Resta a Gilmar Mendes ser o Joaquim Barbosa do momento. Daqui a pouco começarão a atacá-lo nas publicações aliadas do petismo. Aliás, começarão não é palavra justa. Porque o ministro vem sendo atacado pelas hostes reds há algum tempo. Felizmente, para o bem da democracia e da lisura, não se intimida com os ataques às vezes brutais — tanto que vem ganhando processos contra jornalistas supostamente financiados pela máquina lulopetista.

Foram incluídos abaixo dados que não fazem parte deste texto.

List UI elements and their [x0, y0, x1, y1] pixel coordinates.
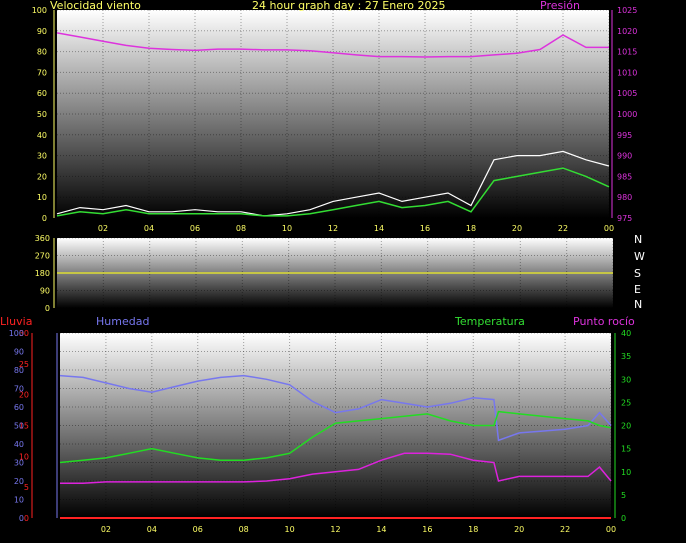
wind-y-tick-3: 30 [37, 152, 47, 161]
dewpoint-axis-label: Punto rocío [573, 315, 635, 328]
panel3-x-tick-7: 16 [422, 525, 432, 534]
compass-east: E [634, 283, 641, 296]
panel1-x-tick-6: 14 [374, 224, 384, 233]
chart-title: 24 hour graph day : 27 Enero 2025 [252, 0, 446, 12]
rain-y-tick-5: 25 [19, 360, 29, 369]
dewpoint-line [60, 452, 612, 485]
temperature-y-tick-5: 25 [621, 398, 631, 407]
panel3-x-tick-11: 00 [606, 525, 616, 534]
humidity-y-tick-4: 40 [14, 440, 24, 449]
panel1-x-tick-9: 20 [512, 224, 522, 233]
pressure-y-tick-4: 995 [617, 131, 632, 140]
temperature-y-tick-1: 5 [621, 491, 626, 500]
compass-north-bottom: N [634, 298, 643, 311]
rain-axis-label: Lluvia [0, 315, 33, 328]
panel3-x-tick-8: 18 [468, 525, 478, 534]
panel3-x-tick-1: 04 [147, 525, 157, 534]
direction-y-tick-0: 0 [45, 304, 50, 313]
panel3-x-tick-4: 10 [284, 525, 294, 534]
pressure-y-tick-9: 1020 [617, 27, 637, 36]
rain-y-tick-4: 20 [19, 391, 29, 400]
humidity-y-tick-9: 90 [14, 348, 24, 357]
humidity-y-tick-1: 10 [14, 496, 24, 505]
panel1-x-tick-11: 00 [604, 224, 614, 233]
compass-west: W [634, 250, 645, 263]
wind-y-tick-4: 40 [37, 131, 47, 140]
pressure-y-tick-10: 1025 [617, 6, 637, 15]
direction-y-tick-4: 360 [35, 234, 50, 243]
panel1-x-tick-0: 02 [98, 224, 108, 233]
temperature-line [59, 410, 612, 464]
panel3-x-tick-0: 02 [101, 525, 111, 534]
humidity-y-tick-5: 50 [14, 422, 24, 431]
wind-y-tick-1: 10 [37, 193, 47, 202]
humidity-line [59, 374, 612, 442]
compass-south: S [634, 267, 641, 280]
wind-y-tick-0: 0 [42, 214, 47, 223]
pressure-line [56, 32, 609, 58]
panel3-x-tick-9: 20 [514, 525, 524, 534]
rain-y-tick-3: 15 [19, 422, 29, 431]
humidity-y-tick-10: 100 [9, 329, 24, 338]
temp-humidity-panel [60, 333, 611, 518]
wind-y-tick-2: 20 [37, 172, 47, 181]
pressure-y-tick-1: 980 [617, 193, 632, 202]
panel3-x-tick-6: 14 [376, 525, 386, 534]
pressure-y-tick-8: 1015 [617, 48, 637, 57]
pressure-y-tick-2: 985 [617, 172, 632, 181]
wind-y-tick-7: 70 [37, 68, 47, 77]
pressure-y-tick-0: 975 [617, 214, 632, 223]
panel3-x-tick-5: 12 [330, 525, 340, 534]
pressure-y-tick-5: 1000 [617, 110, 637, 119]
wind-speed-axis-label: Velocidad viento [50, 0, 141, 12]
rain-y-tick-1: 5 [24, 483, 29, 492]
pressure-axis-label: Presión [540, 0, 580, 12]
wind-pressure-panel [57, 10, 609, 218]
pressure-y-tick-3: 990 [617, 152, 632, 161]
temperature-y-tick-3: 15 [621, 445, 631, 454]
temperature-y-tick-2: 10 [621, 468, 631, 477]
wind-y-tick-9: 90 [37, 27, 47, 36]
temperature-y-tick-7: 35 [621, 352, 631, 361]
panel1-x-tick-4: 10 [282, 224, 292, 233]
panel3-x-tick-3: 08 [239, 525, 249, 534]
direction-y-tick-1: 90 [40, 287, 50, 296]
panel1-x-tick-10: 22 [558, 224, 568, 233]
panel1-x-tick-7: 16 [420, 224, 430, 233]
humidity-axis-label: Humedad [96, 315, 150, 328]
humidity-y-tick-6: 60 [14, 403, 24, 412]
panel3-x-tick-10: 22 [560, 525, 570, 534]
humidity-y-tick-2: 20 [14, 477, 24, 486]
humidity-y-tick-0: 0 [19, 514, 24, 523]
wind-y-tick-10: 100 [32, 6, 47, 15]
temperature-y-tick-0: 0 [621, 514, 626, 523]
wind-average-line [56, 167, 610, 217]
wind-speed-line [56, 150, 610, 217]
compass-north-top: N [634, 233, 643, 246]
rain-y-tick-0: 0 [24, 514, 29, 523]
wind-y-tick-8: 80 [37, 48, 47, 57]
panel1-x-tick-5: 12 [328, 224, 338, 233]
temperature-y-tick-8: 40 [621, 329, 631, 338]
humidity-y-tick-3: 30 [14, 459, 24, 468]
rain-y-tick-6: 30 [19, 329, 29, 338]
pressure-y-tick-6: 1005 [617, 89, 637, 98]
rain-y-tick-2: 10 [19, 452, 29, 461]
temperature-y-tick-4: 20 [621, 422, 631, 431]
humidity-y-tick-7: 70 [14, 385, 24, 394]
panel1-x-tick-8: 18 [466, 224, 476, 233]
wind-y-tick-6: 60 [37, 89, 47, 98]
panel3-x-tick-2: 06 [193, 525, 203, 534]
temperature-axis-label: Temperatura [455, 315, 525, 328]
direction-y-tick-3: 270 [35, 252, 50, 261]
temperature-y-tick-6: 30 [621, 375, 631, 384]
direction-y-tick-2: 180 [35, 269, 50, 278]
humidity-y-tick-8: 80 [14, 366, 24, 375]
pressure-y-tick-7: 1010 [617, 68, 637, 77]
panel1-x-tick-3: 08 [236, 224, 246, 233]
panel1-x-tick-2: 06 [190, 224, 200, 233]
wind-y-tick-5: 50 [37, 110, 47, 119]
panel1-x-tick-1: 04 [144, 224, 154, 233]
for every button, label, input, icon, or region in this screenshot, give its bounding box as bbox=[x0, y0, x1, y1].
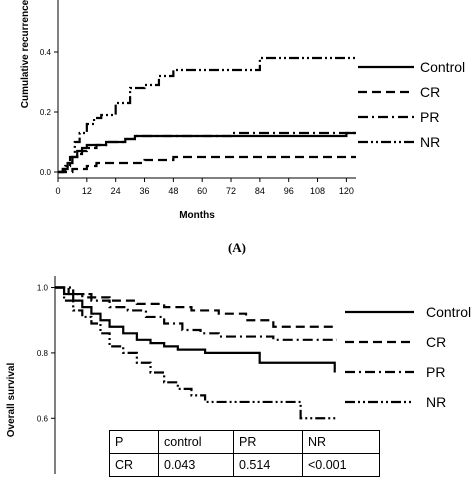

“A confusão só não é maior porque o Supremo não disciplinou a doação de pessoas físicas. O pedido era para que o Supremo fixasse um teto para doação de pessoa física, mas com esta fórmula [proibição ao financiamento empresarial] a gente vai montar talvez o maior laranjal”, insiste o ministro Gilmar Mendes.
Os críticos têm razão quando dizem que o problema não é o financiamento empresarial das campanhas, mas os acordos que integrantes do PT, do PP e do PMDB fizeram para obtê-lo. O petrolão deixa evidente que há corruptores e corruptos. Mas alguns dos corruptores estão provando que, embora não fossem anjos, eram pressionados por petistas, peemedebistas e pepistas a repassarem dinheiro que, na maioria das vezes, não era aplicado em campanhas eleitorais. Pelo contrário, como demonstram as contas na Suíça, inclusive do presidente da Câmara dos Deputados, Eduardo Cunha — que usou o nome de sua mulher, a jornalista Cláudia Cruz, ex-apresentadora do jornal “Hoje”, da TV Globo, e de uma filha para abrir contas na Suíça —, apenas parte do dinheiro foi usada em campanhas eleitorais, provavelmente a menor parte.